Jangan membeli produk yang terbuat dari satwa liar. Hindari toko yang menjual "daging hutan" atau obat tradisional yang berasal dari spesies terancam punah.
Berbicara dengan orang-orang. Pemandu dan pemilik penginapan sering memiliki cerita tentang hutan, orangutan yang mereka kenal, dan perubahan yang mereka saksikan. Memahami konteks lokal membuat pengalaman lebih kaya.

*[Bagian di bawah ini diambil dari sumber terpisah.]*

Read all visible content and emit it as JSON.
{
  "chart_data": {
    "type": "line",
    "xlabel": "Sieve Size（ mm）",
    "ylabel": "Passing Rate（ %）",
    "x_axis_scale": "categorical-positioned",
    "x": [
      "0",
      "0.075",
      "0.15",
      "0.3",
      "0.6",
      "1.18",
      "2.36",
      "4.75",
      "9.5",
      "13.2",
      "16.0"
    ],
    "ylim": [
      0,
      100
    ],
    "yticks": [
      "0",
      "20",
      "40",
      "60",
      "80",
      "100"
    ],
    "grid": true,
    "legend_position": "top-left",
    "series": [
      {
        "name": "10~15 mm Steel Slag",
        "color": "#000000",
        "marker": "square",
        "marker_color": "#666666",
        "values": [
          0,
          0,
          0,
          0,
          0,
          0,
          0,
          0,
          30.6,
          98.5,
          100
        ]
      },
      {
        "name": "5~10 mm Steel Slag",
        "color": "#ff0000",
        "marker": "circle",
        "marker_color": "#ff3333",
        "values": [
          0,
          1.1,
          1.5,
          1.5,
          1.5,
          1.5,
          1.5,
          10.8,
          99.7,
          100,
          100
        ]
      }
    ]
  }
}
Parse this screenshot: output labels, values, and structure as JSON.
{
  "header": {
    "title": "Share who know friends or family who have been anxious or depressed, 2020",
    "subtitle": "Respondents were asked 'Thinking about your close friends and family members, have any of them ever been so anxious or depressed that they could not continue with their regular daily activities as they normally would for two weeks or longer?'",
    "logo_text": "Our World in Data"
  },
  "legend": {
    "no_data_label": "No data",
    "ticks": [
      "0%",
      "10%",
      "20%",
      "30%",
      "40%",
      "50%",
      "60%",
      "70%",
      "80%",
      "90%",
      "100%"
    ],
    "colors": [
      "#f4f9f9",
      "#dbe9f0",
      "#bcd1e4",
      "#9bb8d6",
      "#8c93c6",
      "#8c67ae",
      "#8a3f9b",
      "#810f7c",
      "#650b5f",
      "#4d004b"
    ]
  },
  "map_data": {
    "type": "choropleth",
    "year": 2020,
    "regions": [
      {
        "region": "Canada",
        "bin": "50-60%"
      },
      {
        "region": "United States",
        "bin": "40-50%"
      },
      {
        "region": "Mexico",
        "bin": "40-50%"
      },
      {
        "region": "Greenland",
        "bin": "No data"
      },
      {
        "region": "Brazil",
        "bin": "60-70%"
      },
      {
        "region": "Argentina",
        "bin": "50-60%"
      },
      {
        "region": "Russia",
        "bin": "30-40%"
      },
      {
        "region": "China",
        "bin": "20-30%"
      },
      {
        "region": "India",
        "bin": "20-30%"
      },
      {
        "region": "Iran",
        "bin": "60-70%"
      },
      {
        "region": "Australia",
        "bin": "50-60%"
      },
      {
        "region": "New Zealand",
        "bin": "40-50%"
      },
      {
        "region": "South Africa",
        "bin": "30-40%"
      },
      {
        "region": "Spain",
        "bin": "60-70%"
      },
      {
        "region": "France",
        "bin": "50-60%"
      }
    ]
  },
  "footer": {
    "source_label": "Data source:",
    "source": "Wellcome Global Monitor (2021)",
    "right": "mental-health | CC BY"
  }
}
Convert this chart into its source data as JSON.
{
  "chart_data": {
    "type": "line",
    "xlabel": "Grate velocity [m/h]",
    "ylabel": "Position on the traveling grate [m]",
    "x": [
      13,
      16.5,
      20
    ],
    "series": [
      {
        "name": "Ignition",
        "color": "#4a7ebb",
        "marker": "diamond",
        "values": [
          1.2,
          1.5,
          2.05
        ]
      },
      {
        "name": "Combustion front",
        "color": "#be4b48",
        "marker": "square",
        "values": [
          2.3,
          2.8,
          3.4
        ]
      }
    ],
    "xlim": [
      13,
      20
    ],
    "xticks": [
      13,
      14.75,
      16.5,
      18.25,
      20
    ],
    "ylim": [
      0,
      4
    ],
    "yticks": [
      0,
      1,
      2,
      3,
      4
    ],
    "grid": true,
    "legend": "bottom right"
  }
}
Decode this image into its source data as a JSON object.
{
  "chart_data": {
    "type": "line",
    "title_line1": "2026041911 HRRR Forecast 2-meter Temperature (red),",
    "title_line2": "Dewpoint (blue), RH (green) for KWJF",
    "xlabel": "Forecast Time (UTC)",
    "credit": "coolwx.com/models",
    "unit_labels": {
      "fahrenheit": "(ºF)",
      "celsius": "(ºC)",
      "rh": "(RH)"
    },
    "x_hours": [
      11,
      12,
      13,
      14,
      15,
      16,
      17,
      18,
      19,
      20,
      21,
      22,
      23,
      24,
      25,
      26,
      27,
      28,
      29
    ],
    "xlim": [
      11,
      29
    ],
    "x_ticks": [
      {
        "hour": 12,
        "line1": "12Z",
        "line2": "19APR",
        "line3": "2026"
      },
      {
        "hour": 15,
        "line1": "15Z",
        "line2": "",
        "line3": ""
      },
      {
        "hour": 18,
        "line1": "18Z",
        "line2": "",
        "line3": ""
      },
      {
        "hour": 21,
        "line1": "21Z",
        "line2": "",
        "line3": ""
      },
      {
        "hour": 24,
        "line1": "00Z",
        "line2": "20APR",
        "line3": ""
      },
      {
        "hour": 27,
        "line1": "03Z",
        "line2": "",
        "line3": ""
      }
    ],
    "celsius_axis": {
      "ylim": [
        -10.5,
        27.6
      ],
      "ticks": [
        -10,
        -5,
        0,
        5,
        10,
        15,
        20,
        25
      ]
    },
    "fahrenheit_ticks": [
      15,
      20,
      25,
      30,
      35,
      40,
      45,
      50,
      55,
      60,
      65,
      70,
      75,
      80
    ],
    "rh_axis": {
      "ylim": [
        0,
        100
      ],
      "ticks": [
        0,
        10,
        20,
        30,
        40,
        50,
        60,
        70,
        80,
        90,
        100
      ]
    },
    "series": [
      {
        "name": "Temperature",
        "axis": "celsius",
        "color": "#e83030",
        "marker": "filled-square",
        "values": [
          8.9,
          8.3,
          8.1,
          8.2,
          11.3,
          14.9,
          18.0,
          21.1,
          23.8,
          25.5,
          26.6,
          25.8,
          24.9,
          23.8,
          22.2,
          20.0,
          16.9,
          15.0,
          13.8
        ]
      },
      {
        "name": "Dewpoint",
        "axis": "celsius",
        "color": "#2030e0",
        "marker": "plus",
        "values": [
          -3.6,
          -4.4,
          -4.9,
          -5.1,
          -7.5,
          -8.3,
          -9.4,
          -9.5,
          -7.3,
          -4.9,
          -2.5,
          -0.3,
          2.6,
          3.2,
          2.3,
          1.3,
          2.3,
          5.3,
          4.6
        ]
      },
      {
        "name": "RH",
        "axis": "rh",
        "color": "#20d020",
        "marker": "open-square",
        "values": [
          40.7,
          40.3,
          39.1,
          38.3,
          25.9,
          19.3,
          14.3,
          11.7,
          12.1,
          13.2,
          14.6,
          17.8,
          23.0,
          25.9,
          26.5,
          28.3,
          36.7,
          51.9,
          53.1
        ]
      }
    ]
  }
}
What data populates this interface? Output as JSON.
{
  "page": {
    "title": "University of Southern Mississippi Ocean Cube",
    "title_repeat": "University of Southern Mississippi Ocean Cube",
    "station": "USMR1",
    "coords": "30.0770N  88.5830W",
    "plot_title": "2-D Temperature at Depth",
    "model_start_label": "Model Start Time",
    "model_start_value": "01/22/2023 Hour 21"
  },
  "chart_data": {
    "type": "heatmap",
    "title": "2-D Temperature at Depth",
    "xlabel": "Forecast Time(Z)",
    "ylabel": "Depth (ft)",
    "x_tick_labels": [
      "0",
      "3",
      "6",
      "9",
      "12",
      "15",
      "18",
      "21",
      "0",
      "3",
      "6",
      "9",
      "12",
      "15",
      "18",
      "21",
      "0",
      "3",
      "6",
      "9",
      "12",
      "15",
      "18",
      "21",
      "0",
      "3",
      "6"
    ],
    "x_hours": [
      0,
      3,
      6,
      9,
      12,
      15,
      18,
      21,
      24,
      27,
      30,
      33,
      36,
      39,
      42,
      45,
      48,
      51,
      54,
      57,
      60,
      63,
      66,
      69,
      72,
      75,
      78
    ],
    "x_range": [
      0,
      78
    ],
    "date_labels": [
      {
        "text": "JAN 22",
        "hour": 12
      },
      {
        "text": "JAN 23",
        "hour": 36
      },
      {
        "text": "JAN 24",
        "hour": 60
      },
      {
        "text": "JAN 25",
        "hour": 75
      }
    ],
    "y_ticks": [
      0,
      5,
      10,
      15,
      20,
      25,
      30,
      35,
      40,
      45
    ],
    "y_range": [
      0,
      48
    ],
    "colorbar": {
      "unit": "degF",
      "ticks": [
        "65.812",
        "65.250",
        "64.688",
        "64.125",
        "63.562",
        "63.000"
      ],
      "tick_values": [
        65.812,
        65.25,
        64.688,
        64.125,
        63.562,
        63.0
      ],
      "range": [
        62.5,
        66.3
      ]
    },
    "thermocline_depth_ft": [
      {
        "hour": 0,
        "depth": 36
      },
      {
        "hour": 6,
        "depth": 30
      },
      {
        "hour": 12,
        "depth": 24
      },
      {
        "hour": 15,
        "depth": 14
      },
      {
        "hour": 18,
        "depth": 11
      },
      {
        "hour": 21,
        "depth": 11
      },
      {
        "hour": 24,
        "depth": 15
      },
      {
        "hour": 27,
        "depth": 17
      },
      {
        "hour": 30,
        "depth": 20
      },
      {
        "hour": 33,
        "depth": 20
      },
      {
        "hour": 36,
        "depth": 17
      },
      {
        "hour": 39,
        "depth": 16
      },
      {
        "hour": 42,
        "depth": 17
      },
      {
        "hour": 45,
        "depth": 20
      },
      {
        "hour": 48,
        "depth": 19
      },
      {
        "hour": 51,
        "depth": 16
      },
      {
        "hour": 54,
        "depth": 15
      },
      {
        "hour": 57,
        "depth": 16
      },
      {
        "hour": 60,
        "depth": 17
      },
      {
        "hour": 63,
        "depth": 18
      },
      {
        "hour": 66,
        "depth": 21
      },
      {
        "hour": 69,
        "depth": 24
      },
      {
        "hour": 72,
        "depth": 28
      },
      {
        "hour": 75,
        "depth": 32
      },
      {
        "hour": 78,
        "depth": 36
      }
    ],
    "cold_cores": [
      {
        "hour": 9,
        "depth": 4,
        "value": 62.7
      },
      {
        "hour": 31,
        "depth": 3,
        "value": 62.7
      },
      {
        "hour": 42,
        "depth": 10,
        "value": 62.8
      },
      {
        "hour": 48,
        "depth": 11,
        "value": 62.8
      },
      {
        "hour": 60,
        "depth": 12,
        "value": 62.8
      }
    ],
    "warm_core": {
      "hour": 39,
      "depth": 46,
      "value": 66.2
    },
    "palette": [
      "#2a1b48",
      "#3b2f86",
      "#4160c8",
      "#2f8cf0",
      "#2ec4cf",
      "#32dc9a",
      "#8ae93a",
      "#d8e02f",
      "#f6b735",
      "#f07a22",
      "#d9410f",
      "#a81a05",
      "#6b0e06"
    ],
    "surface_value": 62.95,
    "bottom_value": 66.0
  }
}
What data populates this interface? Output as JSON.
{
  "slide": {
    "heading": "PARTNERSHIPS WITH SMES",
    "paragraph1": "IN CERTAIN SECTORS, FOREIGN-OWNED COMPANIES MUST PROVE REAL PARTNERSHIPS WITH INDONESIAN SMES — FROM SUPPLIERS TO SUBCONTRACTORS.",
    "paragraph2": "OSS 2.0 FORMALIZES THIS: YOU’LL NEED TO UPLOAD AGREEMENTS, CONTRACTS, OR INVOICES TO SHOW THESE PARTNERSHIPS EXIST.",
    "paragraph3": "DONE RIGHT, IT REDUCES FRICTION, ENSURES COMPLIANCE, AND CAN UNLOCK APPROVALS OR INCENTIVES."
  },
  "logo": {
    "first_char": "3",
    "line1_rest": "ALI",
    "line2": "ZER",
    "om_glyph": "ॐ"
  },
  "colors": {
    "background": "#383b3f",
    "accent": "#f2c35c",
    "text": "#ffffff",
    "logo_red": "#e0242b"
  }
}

Mengapa perjalanan ini tetap berkesan
Trekking di Bukit Lawang bukan pengalaman yang dipoles dan dikurasi. Anda kotor. Anda lelah. Anda mungkin digigit serangga. Mendaki bisa terasa tak berujung di beberapa saat. Lalu Anda melihat orangutan, mungkin seorang ibu dengan bayi yang mencengkeram bulunya, bergerak melalui pepohonan di atas Anda. Dia melihat ke bawah. Selama satu detik, mata Anda bertemu.
Itu kenangan yang Anda bawa pulang. Bukan kenyamanan, tapi keasliannya. Perasaan menjadi tamu di tempat di mana hal-hal liar masih mengendalikan pertunjukan.
Jika Anda mencari pertemuan satwa liar asli yang mendukung konservasi daripada mengeksploitasi, Bukit Lawang adalah pilihannya. Pergilah dengan rasa hormat, pilih operator Anda dengan hati-hati, dan bawalah pulang hanya kenangan.